Aditya melotot ke arah Dika, tapi tak bisa menahan tawa kecil. Dengan satu tarikan napas panjang, ia akhirnya melangkah pelan menuju Raina. Langkahnya masih penuh ragu, tapi hatinya dipenuhi harap. Dika menatapnya dari belakang sambil mengangkat dua jempol tinggi-tinggi.
“Good luck, Pak Romeo,” gumam Dika lirih takut tuannya mendengar, sambil tertawa pelan, sementara angin pantai membawa aroma garam dan cerita lama yang siap ditulis kembali.
...****************...
"Rain kamu tunggu di sini sebentar ya, Aku cari minum dulu di sana, " Frida menunjuk warung kecil yang terletak di pinggir parkiran.
"Temani tidak? " tawar Raina hendak berdiri.
"Tidak usah, nanti kamu capek.Kamu tunggu di sini,aku hanya sebentar , " Akhirnya Raina kembali rebahan di sembari mendengarkan debur ombak. .

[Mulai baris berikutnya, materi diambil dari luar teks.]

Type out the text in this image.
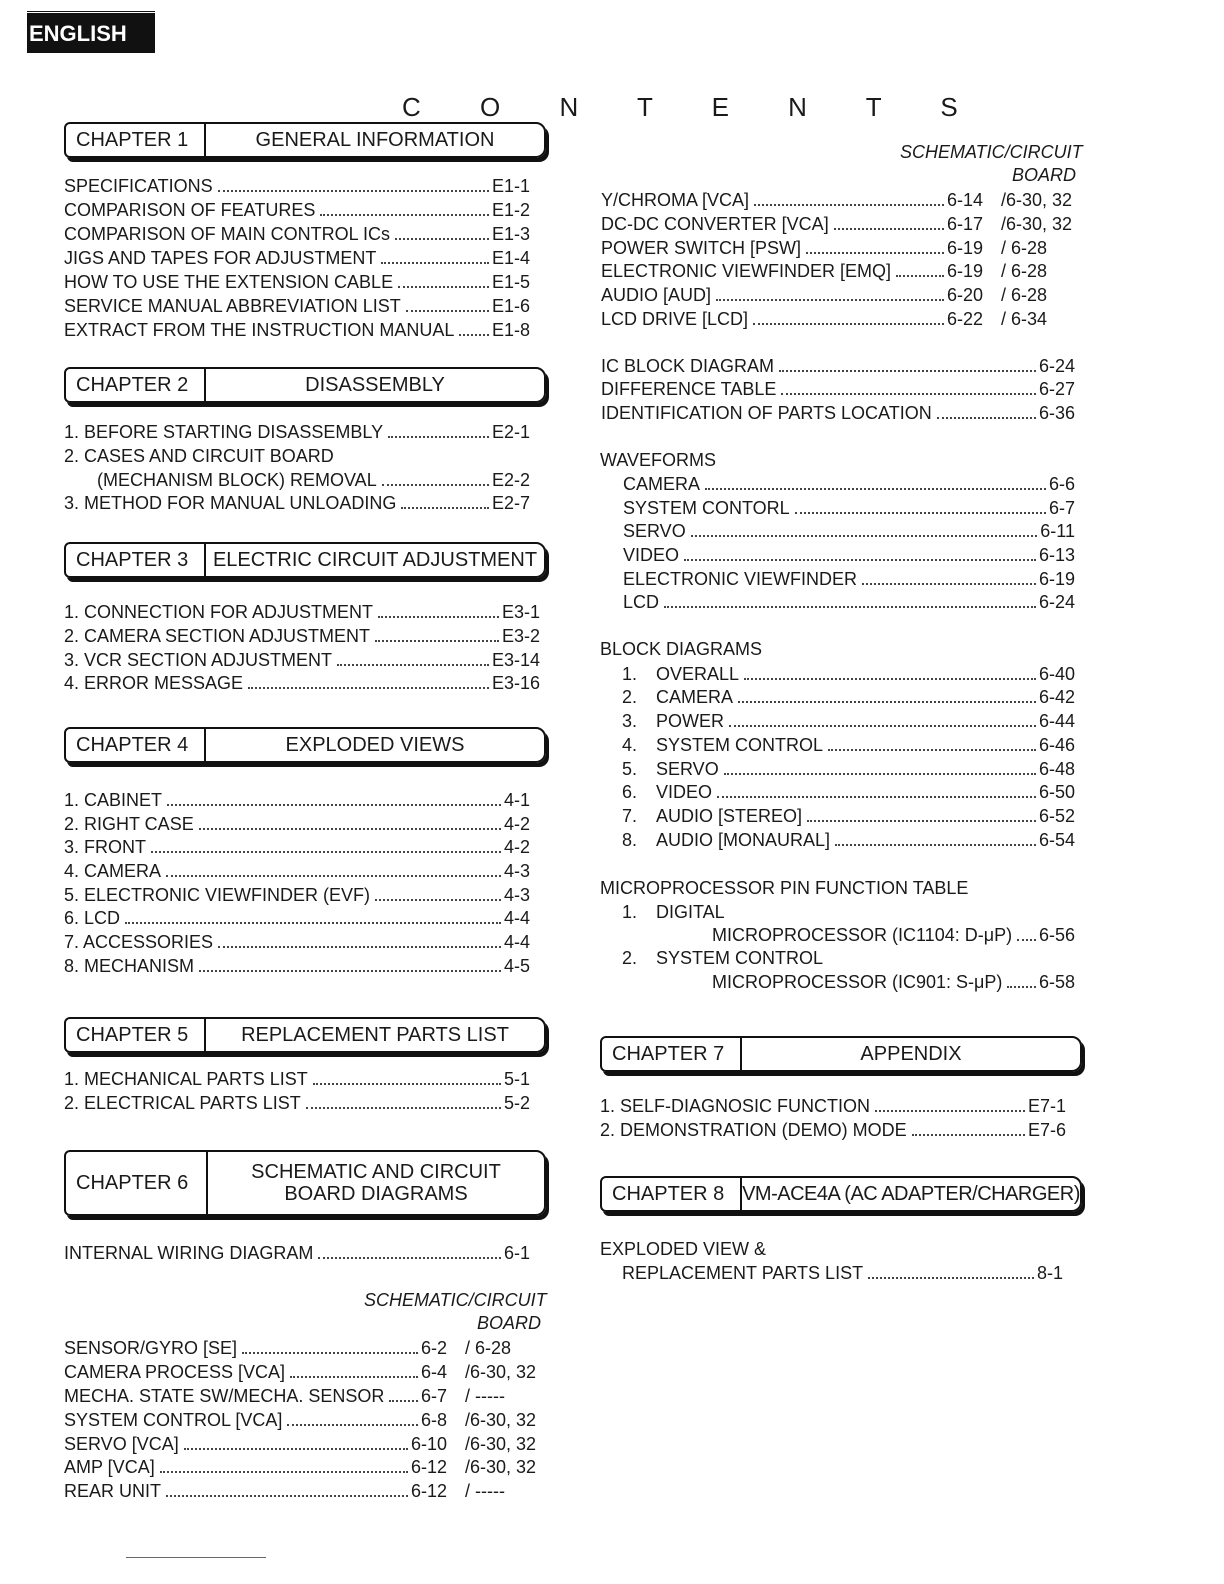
ENGLISH
C O N T E N T S
CHAPTER 1	GENERAL INFORMATION
SPECIFICATIONS	E1-1
COMPARISON OF FEATURES	E1-2
COMPARISON OF MAIN CONTROL ICs	E1-3
JIGS AND TAPES FOR ADJUSTMENT	E1-4
HOW TO USE THE EXTENSION CABLE	E1-5
SERVICE MANUAL ABBREVIATION LIST	E1-6
EXTRACT FROM THE INSTRUCTION MANUAL E1-8
CHAPTER 2	DISASSEMBLY
1. BEFORE STARTING DISASSEMBLY	E2-1
2. CASES AND CIRCUIT BOARD
(MECHANISM BLOCK) REMOVAL	E2-2
3. METHOD FOR MANUAL UNLOADING	E2-7
CHAPTER 3	ELECTRIC CIRCUIT ADJUSTMENT
1. CONNECTION FOR ADJUSTMENT	E3-1
2. CAMERA SECTION ADJUSTMENT	E3-2
3. VCR SECTION ADJUSTMENT	E3-14
4. ERROR MESSAGE	E3-16
CHAPTER 4	EXPLODED VIEWS
1. CABINET	4-1
2. RIGHT CASE	4-2
3. FRONT	4-2
4. CAMERA	4-3
5. ELECTRONIC VIEWFINDER (EVF)	4-3
6. LCD	4-4
7. ACCESSORIES	4-4
8. MECHANISM	4-5
CHAPTER 5	REPLACEMENT PARTS LIST
1. MECHANICAL PARTS LIST	5-1
2. ELECTRICAL PARTS LIST	5-2
CHAPTER 6	SCHEMATIC AND CIRCUIT
BOARD DIAGRAMS
INTERNAL WIRING DIAGRAM	6-1
SCHEMATIC/CIRCUIT
BOARD
SENSOR/GYRO [SE]	6-2 / 6-28
CAMERA PROCESS [VCA]	6-4 /6-30, 32
MECHA. STATE SW/MECHA. SENSOR 6-7 / -----
SYSTEM CONTROL [VCA]	6-8 /6-30, 32
SERVO [VCA]	6-10 /6-30, 32
AMP [VCA]	6-12 /6-30, 32
REAR UNIT	6-12 / -----
SCHEMATIC/CIRCUIT
BOARD
Y/CHROMA [VCA]	6-14 /6-30, 32
DC-DC CONVERTER [VCA]	6-17 /6-30, 32
POWER SWITCH [PSW]	6-19 / 6-28
ELECTRONIC VIEWFINDER [EMQ]	6-19 / 6-28
AUDIO [AUD]	6-20 / 6-28
LCD DRIVE [LCD]	6-22 / 6-34
IC BLOCK DIAGRAM	6-24
DIFFERENCE TABLE	6-27
IDENTIFICATION OF PARTS LOCATION	6-36
WAVEFORMS
CAMERA	6-6
SYSTEM CONTORL	6-7
SERVO	6-11
VIDEO	6-13
ELECTRONIC VIEWFINDER	6-19
LCD	6-24
BLOCK DIAGRAMS
1. OVERALL	6-40
2. CAMERA	6-42
3. POWER	6-44
4. SYSTEM CONTROL	6-46
5. SERVO	6-48
6. VIDEO	6-50
7. AUDIO [STEREO]	6-52
8. AUDIO [MONAURAL]	6-54
MICROPROCESSOR PIN FUNCTION TABLE
1. DIGITAL
MICROPROCESSOR (IC1104: D-μP) 6-56
2. SYSTEM CONTROL
MICROPROCESSOR (IC901: S-μP) 6-58
CHAPTER 7	APPENDIX
1. SELF-DIAGNOSIC FUNCTION	E7-1
2. DEMONSTRATION (DEMO) MODE	E7-6
CHAPTER 8 VM-ACE4A (AC ADAPTER/CHARGER)
EXPLODED VIEW &
REPLACEMENT PARTS LIST	8-1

Raina masih rebahan di atas karpet pantai yang Frida bawa dari rumah, hanya diam dengan mata terpejam,mendengarkan suara ombak yang terus datang dan pergi.Masih teringat Percakapan mereka _kemarin.Membuat dadanya sesak, penuh emosi yang bercampur aduk—antara marah, rindu, kecewa, dan harapan yang gagal..
Ia masih tidak menyadari Aditya benar-benar datang, pria itu sekarang sedang berdiri di depannya, Persis di depan tempat Ia merebahkan tubuhnya.
"Rain,,, " Sapa Aditya dengan suara seraknya.
Tubuh Raina tersentak, tak percaya mendengar suara_nya.Ia segera berdiri dari posisinya.
“Mas… kamu ko bisa disini…” suaranya bergetar, antara kaget dan menahan tangis.
Aditya tidak menjawab. Ia tanpa banyak kata,langsung mengeratkan pelukannya, wajahnya menyentuh punggung Raina, seolah hendak menyatu dengan luka yang ada di sana. Ia menutup mata, membiarkan keheningan berbicara lebih dulu.
Dan di detik itu juga, air mata Raina akhirnya jatuh—tanpa bisa ditahan. Tangisnya pecah pelan, tanpa suara besar, hanya isakan lirih yang membuat dada siapa pun akan ikut sesak. Ia memukul tangan Aditya lemah, setengah marah, setengah menyerah.
"Kamu jahat mas, " Raina terus menumpahkan kekesalannya dengan memukul kecil dada bidang Aditya.
Aditya tak bergeming justru semakin mempererat pelukannya."Mas kangen,,, " bisiknya sendu tepat di telinga Raina.
"Tapi,aku nggak." Raina menarik wajahnya dari dada bidang Aditya.Bibirnya cemberut dengan pipi yang mengembang dengan memasang wajah kesal di depan Aditya.
Aditya tersenyum melihat betapa lucunya Raina ketika sedang merajuk.Expresi kesalnya benar- benar sangat imut baginya.